Face à l'écran
J'arrête mon réveil d'une main peu assurée. À la sonnerie ("wake me up, one last time"), je sais que je n'ai que peu de temps. Je chope des fringues sans trop hésiter, passe à la salle de bain m'habiller face à la glace et me maquiller en vitesse avant de prendre ma sacoche et de sortir de chez moi, sans petit-déjeuner et le cœur battant déjà le rythme de mes pas précipités dans la rue.

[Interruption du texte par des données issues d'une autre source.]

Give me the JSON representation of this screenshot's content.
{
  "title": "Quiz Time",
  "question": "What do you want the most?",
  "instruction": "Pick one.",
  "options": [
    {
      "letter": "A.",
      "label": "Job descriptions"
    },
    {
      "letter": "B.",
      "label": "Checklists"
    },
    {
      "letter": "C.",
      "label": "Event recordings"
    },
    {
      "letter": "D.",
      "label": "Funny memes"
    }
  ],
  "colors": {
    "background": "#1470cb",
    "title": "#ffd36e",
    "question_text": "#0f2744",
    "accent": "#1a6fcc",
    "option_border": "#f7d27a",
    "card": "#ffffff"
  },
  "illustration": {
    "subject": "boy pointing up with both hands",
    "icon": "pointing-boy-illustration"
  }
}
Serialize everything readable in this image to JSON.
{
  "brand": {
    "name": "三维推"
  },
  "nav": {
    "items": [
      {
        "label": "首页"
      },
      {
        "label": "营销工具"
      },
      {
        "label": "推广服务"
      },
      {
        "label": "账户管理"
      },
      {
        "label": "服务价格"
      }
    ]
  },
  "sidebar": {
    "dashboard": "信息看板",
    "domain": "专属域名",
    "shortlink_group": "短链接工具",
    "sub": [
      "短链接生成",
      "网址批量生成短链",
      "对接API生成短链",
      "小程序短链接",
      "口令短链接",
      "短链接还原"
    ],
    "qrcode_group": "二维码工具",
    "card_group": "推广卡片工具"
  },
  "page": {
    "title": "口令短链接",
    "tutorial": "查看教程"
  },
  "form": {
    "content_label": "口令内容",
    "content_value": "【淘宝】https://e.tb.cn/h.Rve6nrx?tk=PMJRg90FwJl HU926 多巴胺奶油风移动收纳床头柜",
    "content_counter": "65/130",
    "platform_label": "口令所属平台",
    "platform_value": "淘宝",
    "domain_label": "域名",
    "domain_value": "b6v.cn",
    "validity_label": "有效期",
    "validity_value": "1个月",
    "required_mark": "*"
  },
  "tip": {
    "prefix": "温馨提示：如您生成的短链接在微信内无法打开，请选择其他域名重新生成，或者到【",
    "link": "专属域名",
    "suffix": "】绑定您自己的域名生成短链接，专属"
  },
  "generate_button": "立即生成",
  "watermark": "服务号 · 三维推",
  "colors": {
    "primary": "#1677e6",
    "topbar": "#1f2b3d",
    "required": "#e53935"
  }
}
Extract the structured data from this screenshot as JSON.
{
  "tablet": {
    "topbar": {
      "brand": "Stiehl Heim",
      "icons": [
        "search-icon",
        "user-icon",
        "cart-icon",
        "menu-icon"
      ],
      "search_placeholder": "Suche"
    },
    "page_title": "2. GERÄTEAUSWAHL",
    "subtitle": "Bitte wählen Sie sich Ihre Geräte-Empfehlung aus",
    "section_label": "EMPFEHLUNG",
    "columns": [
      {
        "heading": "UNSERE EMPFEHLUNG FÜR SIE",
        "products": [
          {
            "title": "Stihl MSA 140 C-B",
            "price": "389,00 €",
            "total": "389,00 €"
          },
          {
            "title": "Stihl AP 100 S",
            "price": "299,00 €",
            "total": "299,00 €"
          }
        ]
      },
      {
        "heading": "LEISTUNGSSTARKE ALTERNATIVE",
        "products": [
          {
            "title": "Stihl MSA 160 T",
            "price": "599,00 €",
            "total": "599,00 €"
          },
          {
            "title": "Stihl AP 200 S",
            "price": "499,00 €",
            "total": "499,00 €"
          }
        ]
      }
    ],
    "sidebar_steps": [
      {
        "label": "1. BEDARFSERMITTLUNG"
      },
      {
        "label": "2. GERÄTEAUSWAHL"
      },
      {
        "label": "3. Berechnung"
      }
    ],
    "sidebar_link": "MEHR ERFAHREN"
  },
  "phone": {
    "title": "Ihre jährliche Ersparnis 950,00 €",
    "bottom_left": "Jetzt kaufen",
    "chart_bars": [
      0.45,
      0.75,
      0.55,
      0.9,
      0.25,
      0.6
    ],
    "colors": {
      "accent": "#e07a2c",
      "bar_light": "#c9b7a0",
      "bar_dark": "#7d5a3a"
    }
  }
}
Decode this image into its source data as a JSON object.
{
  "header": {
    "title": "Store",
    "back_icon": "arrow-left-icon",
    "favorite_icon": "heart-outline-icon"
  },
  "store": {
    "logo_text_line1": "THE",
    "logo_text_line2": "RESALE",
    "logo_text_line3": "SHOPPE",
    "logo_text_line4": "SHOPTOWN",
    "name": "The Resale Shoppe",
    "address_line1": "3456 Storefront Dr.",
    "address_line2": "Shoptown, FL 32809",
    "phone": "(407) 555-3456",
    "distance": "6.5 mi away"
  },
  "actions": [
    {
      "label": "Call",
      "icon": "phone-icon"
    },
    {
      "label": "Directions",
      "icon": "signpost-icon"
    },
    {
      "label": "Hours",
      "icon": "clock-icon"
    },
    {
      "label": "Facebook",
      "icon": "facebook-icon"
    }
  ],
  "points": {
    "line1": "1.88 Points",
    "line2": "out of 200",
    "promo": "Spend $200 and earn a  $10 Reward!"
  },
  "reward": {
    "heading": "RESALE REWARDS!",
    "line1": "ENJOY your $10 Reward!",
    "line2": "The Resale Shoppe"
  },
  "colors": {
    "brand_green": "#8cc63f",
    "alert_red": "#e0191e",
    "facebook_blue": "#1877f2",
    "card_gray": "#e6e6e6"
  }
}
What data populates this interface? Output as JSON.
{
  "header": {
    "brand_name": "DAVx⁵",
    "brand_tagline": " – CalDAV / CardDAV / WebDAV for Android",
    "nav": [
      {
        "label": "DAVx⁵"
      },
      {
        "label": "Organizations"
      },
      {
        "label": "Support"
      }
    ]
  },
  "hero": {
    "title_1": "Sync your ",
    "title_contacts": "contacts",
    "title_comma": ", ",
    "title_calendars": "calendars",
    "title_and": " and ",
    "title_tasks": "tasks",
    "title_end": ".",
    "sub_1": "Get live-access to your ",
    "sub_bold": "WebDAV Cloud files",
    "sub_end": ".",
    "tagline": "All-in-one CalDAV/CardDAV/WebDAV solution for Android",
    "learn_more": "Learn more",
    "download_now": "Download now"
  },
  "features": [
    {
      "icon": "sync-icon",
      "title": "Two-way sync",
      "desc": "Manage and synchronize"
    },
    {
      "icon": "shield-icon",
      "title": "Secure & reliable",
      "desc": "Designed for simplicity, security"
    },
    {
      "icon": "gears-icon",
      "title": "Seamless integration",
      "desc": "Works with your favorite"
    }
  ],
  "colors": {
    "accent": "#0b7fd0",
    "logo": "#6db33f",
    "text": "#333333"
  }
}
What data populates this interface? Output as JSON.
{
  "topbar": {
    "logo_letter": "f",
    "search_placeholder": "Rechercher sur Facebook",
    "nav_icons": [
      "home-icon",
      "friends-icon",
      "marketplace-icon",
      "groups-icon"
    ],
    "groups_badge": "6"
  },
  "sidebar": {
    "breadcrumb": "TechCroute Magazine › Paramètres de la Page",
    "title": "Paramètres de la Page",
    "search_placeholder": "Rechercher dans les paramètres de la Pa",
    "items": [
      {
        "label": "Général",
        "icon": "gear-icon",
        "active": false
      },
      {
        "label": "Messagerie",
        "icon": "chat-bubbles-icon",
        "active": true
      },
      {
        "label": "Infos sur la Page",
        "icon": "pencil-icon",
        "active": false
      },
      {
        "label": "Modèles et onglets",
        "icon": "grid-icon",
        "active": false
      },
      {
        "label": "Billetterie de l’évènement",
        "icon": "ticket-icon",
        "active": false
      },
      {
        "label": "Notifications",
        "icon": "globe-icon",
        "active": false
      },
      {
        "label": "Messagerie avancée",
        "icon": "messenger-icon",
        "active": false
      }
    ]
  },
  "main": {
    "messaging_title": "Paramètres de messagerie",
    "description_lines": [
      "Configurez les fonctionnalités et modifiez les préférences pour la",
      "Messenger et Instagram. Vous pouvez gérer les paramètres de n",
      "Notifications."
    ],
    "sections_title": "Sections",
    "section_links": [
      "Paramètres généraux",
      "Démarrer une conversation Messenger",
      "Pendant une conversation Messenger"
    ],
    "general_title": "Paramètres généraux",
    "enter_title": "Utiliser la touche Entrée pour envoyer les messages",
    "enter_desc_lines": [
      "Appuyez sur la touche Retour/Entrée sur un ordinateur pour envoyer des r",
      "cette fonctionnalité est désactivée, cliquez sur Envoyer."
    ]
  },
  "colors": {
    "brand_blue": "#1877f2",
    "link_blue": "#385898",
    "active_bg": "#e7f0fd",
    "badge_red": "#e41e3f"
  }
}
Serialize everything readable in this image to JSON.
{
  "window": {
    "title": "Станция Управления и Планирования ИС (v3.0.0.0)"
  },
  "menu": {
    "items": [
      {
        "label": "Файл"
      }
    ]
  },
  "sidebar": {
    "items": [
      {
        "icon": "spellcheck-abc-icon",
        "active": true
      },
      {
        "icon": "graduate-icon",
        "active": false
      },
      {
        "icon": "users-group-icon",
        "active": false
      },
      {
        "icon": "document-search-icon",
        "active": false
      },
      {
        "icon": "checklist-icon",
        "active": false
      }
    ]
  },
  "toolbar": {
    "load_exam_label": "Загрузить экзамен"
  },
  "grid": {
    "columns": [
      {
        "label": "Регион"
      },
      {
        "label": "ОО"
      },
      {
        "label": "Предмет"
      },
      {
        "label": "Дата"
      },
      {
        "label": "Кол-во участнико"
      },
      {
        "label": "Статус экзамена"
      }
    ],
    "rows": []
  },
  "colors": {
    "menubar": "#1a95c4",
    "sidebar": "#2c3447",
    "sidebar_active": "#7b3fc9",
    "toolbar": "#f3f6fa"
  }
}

Ce matin, la lumière qui passe par les miroirs sans tain d'au-dessus est éclatante. Je dois orienter le mien un peu plus bas pour ne pas être aveuglée et vois donc moins loin devant moi qu'à l'accoutumée. Je jette un coup d'œil sur la façade d'un immeuble de bureaux, tout aussi réfléchissante, pour apprécier ma silhouette, m'étant réveillée un peu trop en retard pour cela. Mon top blanc ouvert me fait un de ces dos ! tandis que mon pantalon haute taille vert allonge agréablement mes jambes. Mon maquillage est un peu tremblotant, mais le liner souligne bien l'intensité de mon regard. Je sors un torque doré de ma sacoche et le passe sur mon bras. Je souris, contente du résultat, et accélère encore un peu ma marche.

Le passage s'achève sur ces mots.